Pouco antes de publicar Inquietações de um Espírita, eu já havia feito palestra em um centro no bairro carioca do Meier. Depois que o livro saiu, os convites espocaram. Já divulguei meu trabalho em vários grupos espíritas da capital e do interior do RJ e também em SP e MG. Nunca mais soube se o Tupi e a Iracema tentaram emplacar meu nome no centro deles. Mas provavelmente a resposta deve ser a mesma ainda: Ah, ninguém conhece ele.

Ser escritor espírita é, aliás, um bom ensejo para constatar como esse ardor em defender a suposta pureza doutrinária vem engessando o movimento espírita.

O pessoal da minha editora comentou comigo que, há um tempo, um clube do livro espírita encomendou 500 exemplares de meu segundo título – O Espiritismo é Pop. Em seguida, informou que o terceiro – Provocações Doutrinárias – estava sendo analisado pelo mesmo clube para, posteriormente, ser oferecido aos sócios. É claro que fiquei feliz com a notícia. Escritores querem ser lidos, comentados etc. Recentemente, fiquei sabendo que um grande centro espírita do RJ está pensando em me convidar para um café literário. É uma atividade regular que a instituição realiza. Só que, antes de formalizarem o convite, estão analisando meus livros. Fiquei feliz novamente pelo interesse em minha obra. Só que, ao mesmo tempo, em ambos os casos veio junto uma ponta de incômodo. Será que o fato de eu ter 30 anos de movimento espírita, três obras publicadas até agora e por uma editora conceituada não são elementos suficientes para referendar minha obra? Para que submetê-la a tantas análises? Será que o clube do livro e o centro do café literário não confiam no que a minha editora publica? Para que tanta filtragem assim? Será que o meu Espiritismo é incompatível com o Espiritismo alheio? Mas não é tudo Doutrina Espírita?

Sei que deve haver cuidado devido ao fato de muitos escritores que se dizem espíritas estarem publicando obras com erros doutrinários. Em contrapartida, não acho de bom tom desconfiarmos de editoras que há anos primam por um trabalho sério e cuidadoso. Esse excesso de zelo pode transformar todos nós em donos da verdade espírita, a ponto de Joãozinho achar que só ele e o pessoal do centro dele entendem de Doutrina Espírita e, em nome da tal pureza, dificultarem o trabalho de espíritas de outras regiões devido a desconfianças infundadas.

Termino esse capitulo com uma história que meu amigo Sidney Aride, de Nova Iguaçu (RJ), me contou. Um amigo dele, a quem chamarei de Ciro, mudou-se para outra cidade por questões de trabalho. Lá chegando, procurou um centro espírita e se apresentou.
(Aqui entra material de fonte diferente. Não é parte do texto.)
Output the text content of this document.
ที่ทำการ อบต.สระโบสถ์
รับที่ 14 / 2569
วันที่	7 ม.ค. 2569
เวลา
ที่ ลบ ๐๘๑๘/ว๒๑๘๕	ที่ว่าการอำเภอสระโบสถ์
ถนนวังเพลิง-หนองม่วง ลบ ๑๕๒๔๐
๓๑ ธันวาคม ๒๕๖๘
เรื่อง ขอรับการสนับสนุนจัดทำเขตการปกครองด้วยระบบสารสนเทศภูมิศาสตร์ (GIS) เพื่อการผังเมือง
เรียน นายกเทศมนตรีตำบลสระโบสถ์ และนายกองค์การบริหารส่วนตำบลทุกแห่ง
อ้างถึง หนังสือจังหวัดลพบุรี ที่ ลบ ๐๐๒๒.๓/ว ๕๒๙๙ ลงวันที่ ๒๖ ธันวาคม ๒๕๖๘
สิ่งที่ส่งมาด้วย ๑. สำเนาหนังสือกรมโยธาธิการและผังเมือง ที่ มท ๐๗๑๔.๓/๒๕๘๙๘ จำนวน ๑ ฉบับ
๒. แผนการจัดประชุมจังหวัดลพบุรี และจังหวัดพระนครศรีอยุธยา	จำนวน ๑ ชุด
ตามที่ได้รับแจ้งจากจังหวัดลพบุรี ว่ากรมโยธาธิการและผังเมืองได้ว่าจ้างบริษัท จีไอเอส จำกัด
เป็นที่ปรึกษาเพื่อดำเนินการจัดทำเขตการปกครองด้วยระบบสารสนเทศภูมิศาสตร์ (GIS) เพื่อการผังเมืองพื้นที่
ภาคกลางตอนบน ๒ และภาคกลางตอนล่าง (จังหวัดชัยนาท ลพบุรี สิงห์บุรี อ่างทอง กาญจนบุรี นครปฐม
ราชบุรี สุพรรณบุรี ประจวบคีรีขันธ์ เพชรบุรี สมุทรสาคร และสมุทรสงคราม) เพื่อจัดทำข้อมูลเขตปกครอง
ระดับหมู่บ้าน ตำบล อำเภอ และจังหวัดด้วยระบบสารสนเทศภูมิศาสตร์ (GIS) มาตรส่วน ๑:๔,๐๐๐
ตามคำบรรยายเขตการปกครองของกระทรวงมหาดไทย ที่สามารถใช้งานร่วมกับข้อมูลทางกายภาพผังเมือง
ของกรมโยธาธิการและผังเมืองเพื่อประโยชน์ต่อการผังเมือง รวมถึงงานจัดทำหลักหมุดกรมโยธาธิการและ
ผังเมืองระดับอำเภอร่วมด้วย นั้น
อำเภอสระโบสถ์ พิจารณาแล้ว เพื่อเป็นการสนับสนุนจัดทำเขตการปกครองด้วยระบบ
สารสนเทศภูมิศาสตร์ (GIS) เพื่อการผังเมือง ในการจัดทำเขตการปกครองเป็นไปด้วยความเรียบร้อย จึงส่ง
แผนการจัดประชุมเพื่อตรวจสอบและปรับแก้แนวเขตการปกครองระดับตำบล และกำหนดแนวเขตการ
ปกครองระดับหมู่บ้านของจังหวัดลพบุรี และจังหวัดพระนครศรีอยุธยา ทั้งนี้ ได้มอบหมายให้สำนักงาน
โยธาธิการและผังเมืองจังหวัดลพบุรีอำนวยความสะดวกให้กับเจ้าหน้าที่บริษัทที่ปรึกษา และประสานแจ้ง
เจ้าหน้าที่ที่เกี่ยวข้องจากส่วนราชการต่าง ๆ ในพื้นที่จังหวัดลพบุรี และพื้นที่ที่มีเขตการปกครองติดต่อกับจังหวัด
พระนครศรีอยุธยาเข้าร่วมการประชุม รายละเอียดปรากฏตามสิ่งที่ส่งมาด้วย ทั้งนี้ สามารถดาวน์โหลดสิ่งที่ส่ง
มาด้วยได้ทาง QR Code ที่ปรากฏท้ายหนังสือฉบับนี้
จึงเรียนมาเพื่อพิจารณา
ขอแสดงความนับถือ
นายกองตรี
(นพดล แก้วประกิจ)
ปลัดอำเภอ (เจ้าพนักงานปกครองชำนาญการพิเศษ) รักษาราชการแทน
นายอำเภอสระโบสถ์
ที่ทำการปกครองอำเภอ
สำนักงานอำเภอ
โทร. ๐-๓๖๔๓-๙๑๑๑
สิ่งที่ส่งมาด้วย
Disse que vinha de Nova Iguaçu, onde frequentava a instituição espírita XYZ há 15 anos, exercendo tarefas como aplicador de passes, palestrante e evangelizador de mocidade. Sabe o que fizeram com Ciro? Mandaram-no se matricular no Estudo Sistematizado da Doutrina Espírita (Esde), curso de três anos voltado para quem está começando no movimento espírita.

De nada adiantou Ciro dizer que já havia feito o Esde, tampouco sua folha corrida. Naquele centro, para trabalhar, só depois de fazer o Esde. Ciro achou melhor procurar um centro de mentalidade mais aberta, onde foi aceito sem engessamentos, e está lá até hoje.

Sei que às vezes é complicado aceitar de cara alguém que já chega pronto. Mas creio que, num caso desses, o dirigente deveria pedir algumas referências a Ciro, checá-las e, tão logo confirmada a procedência, integrá-lo aos poucos às atividades do local. Bem melhor do que vê-lo como um intruso a ser tratado como iniciante porque teve a petulância de querer saber tanto de Espiritismo quanto os habitantes locais. E bem melhor do que, em nome da pureza doutrinária (e engessada), jogar um balde de água fria em alguém de primeira linha que chega para somar.